Chris Curran, President of Essent Guaranty
Rick, when you look at the buy down product, that certainly we're ensuring from the builders, the majority of those buydowns are permanent. So in a way, it is beneficial to, I'll call it, the financial makeup of the borrowers, certainly having additional cash flow for them. So that is certainly a benefit of the permanent nature of these buydowns and certainly by extension that will benefit the credit performance as well.
Richard Shane, Analyst
Got it. Okay.

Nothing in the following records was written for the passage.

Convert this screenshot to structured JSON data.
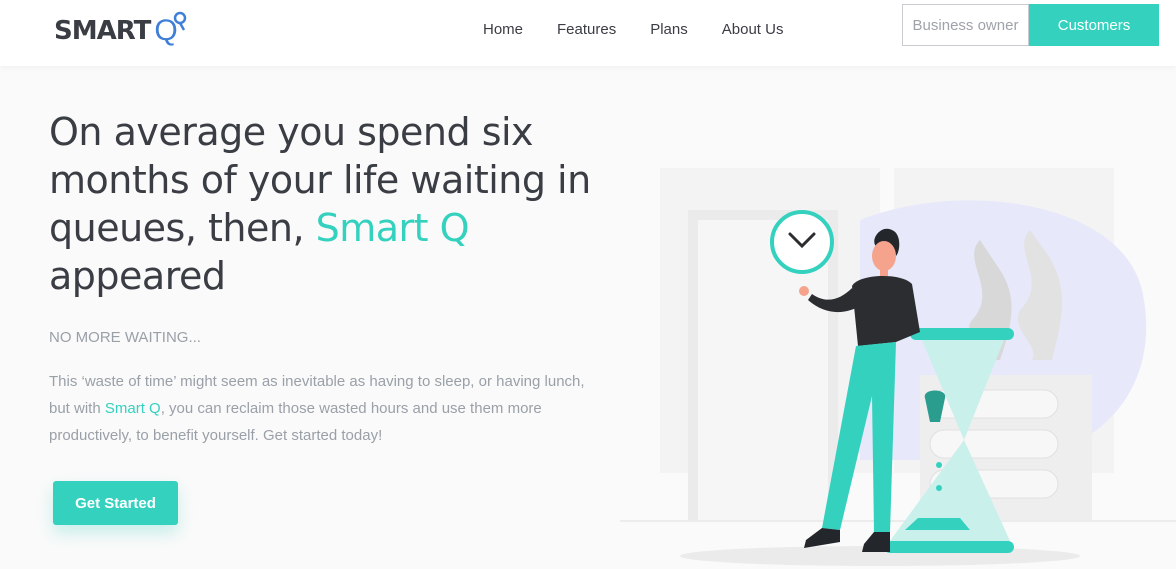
{
  "brand": {
    "logo_text": "SMART",
    "logo_q": "Q",
    "accent_color": "#34d1bf",
    "logo_q_color": "#3f7fd8"
  },
  "nav": {
    "items": [
      {
        "label": "Home"
      },
      {
        "label": "Features"
      },
      {
        "label": "Plans"
      },
      {
        "label": "About Us"
      }
    ]
  },
  "auth": {
    "business_label": "Business owner",
    "customers_label": "Customers"
  },
  "hero": {
    "title_part1": "On average you spend six months of your life waiting in queues, then, ",
    "title_accent": "Smart Q",
    "title_part2": " appeared",
    "tagline": "NO MORE WAITING...",
    "desc_part1": "This ‘waste of time’ might seem as inevitable as having to sleep, or having lunch, but with ",
    "desc_accent": "Smart Q",
    "desc_part2": ", you can reclaim those wasted hours and use them more productively, to benefit yourself. Get started today!",
    "cta_label": "Get Started"
  },
  "illustration": {
    "icons": [
      "clock-icon",
      "hourglass-icon",
      "person-figure"
    ]
  }
}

And Mark, I think on a personal level, there are some congratulations in order as well.
Mark Casale, Chairman and CEO
Thank you. Yes, that's why we're having the call on Thursday because my daughter is getting married on Saturday. I have the rehearsal dinner tonight. So I was not allowed to have the call tomorrow. So I appreciate some of our competitors. They were very gracious in moving their times. But yes, thank you Rick.
Operator, Operator
Your next question comes from the line of Eric Hagen with BTIG.
Eric Hagen, Analyst
Congratulations, Mark. A quick modeling question upfront. You feel like the ceded premium of 5 basis points is a good way to think about modeling that going into next year?
Chris Curran, President of Essent Guaranty
It's Chris. Yes, I think that's a reasonable range. I mean, really, when you look at our history, that's in that range, so that's reasonable from a modeling perspective.
Eric Hagen, Analyst
There are generally two types of risk to consider: borrower risk and asset level risk. Which of these would you say you are more sensitive to at the moment, and how do you account for that in your approach to risk-adjusted returns?
Mark Casale, Chairman and CEO
I believe that's an excellent question. Regarding the portfolio, it's primarily about asset risk. You've already underwritten the mortgage, and home prices can change, borrowers may default, and there are severity issues to consider. Therefore, our focus is more on asset risk since that's something we can't control. We feel confident about it because we have 75% mark-to-market and significant embedded home price appreciation. Additionally, we mentioned how persistency benefits us. For new originations, we see higher debt-to-income ratios due to 7% to 8% mortgages, so there's a shift in focus. We don't expect home price appreciation growth; in our view, it will likely remain relatively flat over the next 3 to 4 years, which means there is an increased emphasis on borrower risk.
Operator, Operator
I will now turn the call back over to management for closing remarks.
Mark Casale, Chairman and CEO
I'd like everyone to thanks. Thanks, everyone, for joining us, and have a great day.
Operator, Operator
Ladies and gentlemen, that concludes today's call. Thank you all for joining. You may now disconnect.